The point is that driverless vehicles are the next frontier, I told him. In the not-too-distant future those sixteen-wheeler on the highways will have phantom drivers, and so will Uber taxis. AI is even writing code, taking the place of human programmers. It writes pop songs and novels and term papers. It’s perfecting Japanese sex dolls. It has already replaced most supermarket cashiers, even as food prices keep rising.

“Humans are on the way out,” I said. “Pretty soon ninety percent of them won’t be good for anything but picking apples in California — if there are enough immigrants left after Trump’s purge, that is — or emptying bedpans in nursing homes.”

Swamp Rabbit poured himself a shot of Grand-Dad and said, “You’re depressing me.”

“You depend on me for that,” I said. “It gives you an excuse to get plastered.”

Footnote: I think Jeff Bezos has used AI to replace the editorial board at Washington Post.
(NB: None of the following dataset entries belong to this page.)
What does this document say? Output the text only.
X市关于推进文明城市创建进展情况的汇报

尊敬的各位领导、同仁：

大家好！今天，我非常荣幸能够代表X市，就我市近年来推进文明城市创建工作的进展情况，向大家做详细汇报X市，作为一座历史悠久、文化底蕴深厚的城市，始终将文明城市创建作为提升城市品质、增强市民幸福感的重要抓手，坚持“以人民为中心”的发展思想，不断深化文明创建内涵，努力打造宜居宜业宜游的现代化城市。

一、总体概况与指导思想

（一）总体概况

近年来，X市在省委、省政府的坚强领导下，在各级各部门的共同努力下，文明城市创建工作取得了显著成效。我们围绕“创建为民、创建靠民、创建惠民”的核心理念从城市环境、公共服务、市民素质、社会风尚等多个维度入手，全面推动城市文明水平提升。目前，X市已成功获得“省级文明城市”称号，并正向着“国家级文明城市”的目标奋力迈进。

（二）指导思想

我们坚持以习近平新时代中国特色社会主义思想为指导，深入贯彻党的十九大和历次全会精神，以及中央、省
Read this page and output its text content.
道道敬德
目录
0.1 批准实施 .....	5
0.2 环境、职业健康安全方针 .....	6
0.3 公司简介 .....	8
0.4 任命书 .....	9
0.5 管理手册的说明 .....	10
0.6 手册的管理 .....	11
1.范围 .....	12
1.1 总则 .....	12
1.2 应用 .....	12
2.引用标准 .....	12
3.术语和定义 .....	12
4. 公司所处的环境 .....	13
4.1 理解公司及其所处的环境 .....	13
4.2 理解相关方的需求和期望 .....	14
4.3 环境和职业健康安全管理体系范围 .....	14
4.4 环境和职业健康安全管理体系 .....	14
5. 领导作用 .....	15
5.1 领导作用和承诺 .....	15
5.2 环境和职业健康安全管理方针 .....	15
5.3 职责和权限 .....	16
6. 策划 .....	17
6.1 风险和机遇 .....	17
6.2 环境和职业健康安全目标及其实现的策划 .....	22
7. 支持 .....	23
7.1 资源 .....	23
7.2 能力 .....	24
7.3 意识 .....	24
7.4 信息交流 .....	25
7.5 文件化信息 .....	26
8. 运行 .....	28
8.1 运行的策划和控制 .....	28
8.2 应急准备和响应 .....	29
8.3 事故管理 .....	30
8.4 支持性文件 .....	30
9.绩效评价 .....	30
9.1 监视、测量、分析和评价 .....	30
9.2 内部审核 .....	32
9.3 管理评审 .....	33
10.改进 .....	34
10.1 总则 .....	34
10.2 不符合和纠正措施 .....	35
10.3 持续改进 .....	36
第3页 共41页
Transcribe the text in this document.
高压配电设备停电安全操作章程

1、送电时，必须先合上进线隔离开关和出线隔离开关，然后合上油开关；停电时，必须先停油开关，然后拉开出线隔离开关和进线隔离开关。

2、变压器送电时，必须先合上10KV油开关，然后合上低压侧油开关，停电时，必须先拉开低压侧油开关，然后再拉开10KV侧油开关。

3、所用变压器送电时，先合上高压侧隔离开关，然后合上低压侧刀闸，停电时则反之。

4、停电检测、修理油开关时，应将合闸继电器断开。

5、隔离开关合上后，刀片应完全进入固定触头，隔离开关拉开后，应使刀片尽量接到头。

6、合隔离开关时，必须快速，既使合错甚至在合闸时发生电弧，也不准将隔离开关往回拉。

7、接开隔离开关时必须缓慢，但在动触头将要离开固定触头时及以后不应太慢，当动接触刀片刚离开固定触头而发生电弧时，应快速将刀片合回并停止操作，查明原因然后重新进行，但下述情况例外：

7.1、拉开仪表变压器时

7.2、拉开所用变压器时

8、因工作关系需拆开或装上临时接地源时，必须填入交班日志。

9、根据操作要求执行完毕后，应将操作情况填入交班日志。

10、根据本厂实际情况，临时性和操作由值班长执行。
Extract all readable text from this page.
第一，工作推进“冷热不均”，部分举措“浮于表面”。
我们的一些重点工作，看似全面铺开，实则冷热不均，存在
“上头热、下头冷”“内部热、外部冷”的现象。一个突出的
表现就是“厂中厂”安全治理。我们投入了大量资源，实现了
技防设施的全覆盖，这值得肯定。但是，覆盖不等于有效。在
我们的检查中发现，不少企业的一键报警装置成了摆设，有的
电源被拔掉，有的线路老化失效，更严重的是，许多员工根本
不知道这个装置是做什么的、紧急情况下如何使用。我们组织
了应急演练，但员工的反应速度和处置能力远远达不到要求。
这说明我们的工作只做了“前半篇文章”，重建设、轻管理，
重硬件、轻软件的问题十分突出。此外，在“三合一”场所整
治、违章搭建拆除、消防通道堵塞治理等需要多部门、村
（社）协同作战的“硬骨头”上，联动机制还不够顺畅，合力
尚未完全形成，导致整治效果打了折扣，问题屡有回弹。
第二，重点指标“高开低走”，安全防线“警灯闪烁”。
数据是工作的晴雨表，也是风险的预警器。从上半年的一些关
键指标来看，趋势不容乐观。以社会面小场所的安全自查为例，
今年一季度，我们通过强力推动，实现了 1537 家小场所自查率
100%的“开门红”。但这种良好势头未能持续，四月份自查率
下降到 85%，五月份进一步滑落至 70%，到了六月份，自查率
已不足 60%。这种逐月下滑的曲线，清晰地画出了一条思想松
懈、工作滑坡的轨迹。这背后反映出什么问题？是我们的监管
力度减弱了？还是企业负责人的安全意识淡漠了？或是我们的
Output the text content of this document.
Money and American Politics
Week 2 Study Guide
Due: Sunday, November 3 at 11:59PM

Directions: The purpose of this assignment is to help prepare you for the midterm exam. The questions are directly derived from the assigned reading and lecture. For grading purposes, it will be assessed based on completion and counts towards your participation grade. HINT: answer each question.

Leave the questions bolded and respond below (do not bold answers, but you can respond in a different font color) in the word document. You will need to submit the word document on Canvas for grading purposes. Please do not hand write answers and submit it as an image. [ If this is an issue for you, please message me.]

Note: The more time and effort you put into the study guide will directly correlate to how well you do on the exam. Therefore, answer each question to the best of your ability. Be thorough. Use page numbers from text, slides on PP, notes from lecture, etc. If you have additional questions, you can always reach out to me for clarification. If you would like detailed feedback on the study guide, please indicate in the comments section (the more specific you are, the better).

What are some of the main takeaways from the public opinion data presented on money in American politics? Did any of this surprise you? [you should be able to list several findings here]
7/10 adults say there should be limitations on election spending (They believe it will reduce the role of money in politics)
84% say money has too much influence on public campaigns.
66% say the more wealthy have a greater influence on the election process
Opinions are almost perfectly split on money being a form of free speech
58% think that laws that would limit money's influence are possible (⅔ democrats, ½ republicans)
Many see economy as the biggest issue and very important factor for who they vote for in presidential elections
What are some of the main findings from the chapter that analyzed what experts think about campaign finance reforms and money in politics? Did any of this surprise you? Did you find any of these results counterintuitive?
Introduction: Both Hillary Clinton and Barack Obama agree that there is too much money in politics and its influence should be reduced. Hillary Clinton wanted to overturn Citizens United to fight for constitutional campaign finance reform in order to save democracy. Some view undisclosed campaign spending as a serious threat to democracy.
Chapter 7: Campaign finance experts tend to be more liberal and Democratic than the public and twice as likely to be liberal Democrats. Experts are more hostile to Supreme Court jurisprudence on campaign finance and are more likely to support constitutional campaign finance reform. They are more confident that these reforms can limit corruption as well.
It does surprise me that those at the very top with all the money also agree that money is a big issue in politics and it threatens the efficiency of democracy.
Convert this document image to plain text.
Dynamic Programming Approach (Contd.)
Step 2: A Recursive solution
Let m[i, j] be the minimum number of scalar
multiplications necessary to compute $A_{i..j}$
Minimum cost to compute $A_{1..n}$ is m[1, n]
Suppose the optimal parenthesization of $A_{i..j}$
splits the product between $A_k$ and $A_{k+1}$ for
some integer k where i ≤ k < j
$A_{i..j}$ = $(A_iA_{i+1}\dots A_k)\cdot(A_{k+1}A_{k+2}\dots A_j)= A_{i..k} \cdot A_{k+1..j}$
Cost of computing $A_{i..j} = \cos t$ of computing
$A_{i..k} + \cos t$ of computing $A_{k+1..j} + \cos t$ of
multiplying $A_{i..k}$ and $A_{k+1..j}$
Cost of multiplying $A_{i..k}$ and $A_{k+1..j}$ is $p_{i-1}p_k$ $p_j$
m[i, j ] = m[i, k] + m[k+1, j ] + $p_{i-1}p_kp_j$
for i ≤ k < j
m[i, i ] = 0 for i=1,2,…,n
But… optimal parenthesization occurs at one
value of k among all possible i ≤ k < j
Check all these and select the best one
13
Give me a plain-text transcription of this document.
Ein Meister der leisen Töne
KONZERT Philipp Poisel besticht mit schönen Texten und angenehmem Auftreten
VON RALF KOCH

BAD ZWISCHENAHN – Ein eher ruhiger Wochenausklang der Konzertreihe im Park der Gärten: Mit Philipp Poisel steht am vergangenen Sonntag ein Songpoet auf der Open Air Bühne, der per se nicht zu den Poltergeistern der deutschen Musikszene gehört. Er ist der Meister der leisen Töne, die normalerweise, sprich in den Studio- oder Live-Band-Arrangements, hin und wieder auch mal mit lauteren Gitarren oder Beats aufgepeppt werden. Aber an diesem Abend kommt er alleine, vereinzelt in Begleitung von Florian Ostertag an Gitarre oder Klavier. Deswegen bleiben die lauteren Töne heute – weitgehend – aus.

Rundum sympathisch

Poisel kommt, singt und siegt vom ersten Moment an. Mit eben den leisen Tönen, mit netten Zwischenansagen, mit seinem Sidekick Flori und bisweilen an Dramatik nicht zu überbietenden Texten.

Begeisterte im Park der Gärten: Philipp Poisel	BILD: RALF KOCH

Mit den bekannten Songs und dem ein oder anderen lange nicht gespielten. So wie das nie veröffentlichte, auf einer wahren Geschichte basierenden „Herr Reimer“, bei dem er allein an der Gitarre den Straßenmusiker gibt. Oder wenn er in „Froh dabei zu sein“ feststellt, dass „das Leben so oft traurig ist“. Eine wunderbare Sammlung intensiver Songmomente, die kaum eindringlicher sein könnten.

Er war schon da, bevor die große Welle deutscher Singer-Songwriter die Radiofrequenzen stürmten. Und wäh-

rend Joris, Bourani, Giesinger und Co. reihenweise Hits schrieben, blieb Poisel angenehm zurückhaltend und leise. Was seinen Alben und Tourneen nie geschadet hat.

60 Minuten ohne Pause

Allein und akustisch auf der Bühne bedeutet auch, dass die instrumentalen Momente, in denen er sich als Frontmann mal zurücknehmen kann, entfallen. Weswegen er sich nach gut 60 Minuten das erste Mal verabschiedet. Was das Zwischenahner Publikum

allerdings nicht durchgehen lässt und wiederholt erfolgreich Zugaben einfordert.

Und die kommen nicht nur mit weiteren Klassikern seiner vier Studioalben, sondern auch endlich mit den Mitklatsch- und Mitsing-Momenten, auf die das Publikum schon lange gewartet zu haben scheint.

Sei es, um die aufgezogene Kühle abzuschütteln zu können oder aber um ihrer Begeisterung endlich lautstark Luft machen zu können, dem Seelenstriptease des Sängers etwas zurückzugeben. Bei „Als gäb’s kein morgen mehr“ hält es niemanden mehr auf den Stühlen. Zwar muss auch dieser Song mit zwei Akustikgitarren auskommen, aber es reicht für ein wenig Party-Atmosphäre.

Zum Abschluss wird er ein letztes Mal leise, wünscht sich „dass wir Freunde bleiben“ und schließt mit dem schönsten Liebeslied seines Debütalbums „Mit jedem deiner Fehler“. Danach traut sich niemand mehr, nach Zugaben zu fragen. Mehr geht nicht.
What else could explain the board’s 180-degree shift to endorsing much of the MAGA agenda?

Follow-up: I’ve been trying to trying to find someone at FedEx who might confirm the presence of a driverless van on Philadelphia-area roads. No luck so far. Swamp Rabbit says I must have been hallucinating.

Another: And don’t tell me that jobs created by construction of AI data centers will make up for the damage these monsters will do to the environment, or for the jobs being lost elsewhere.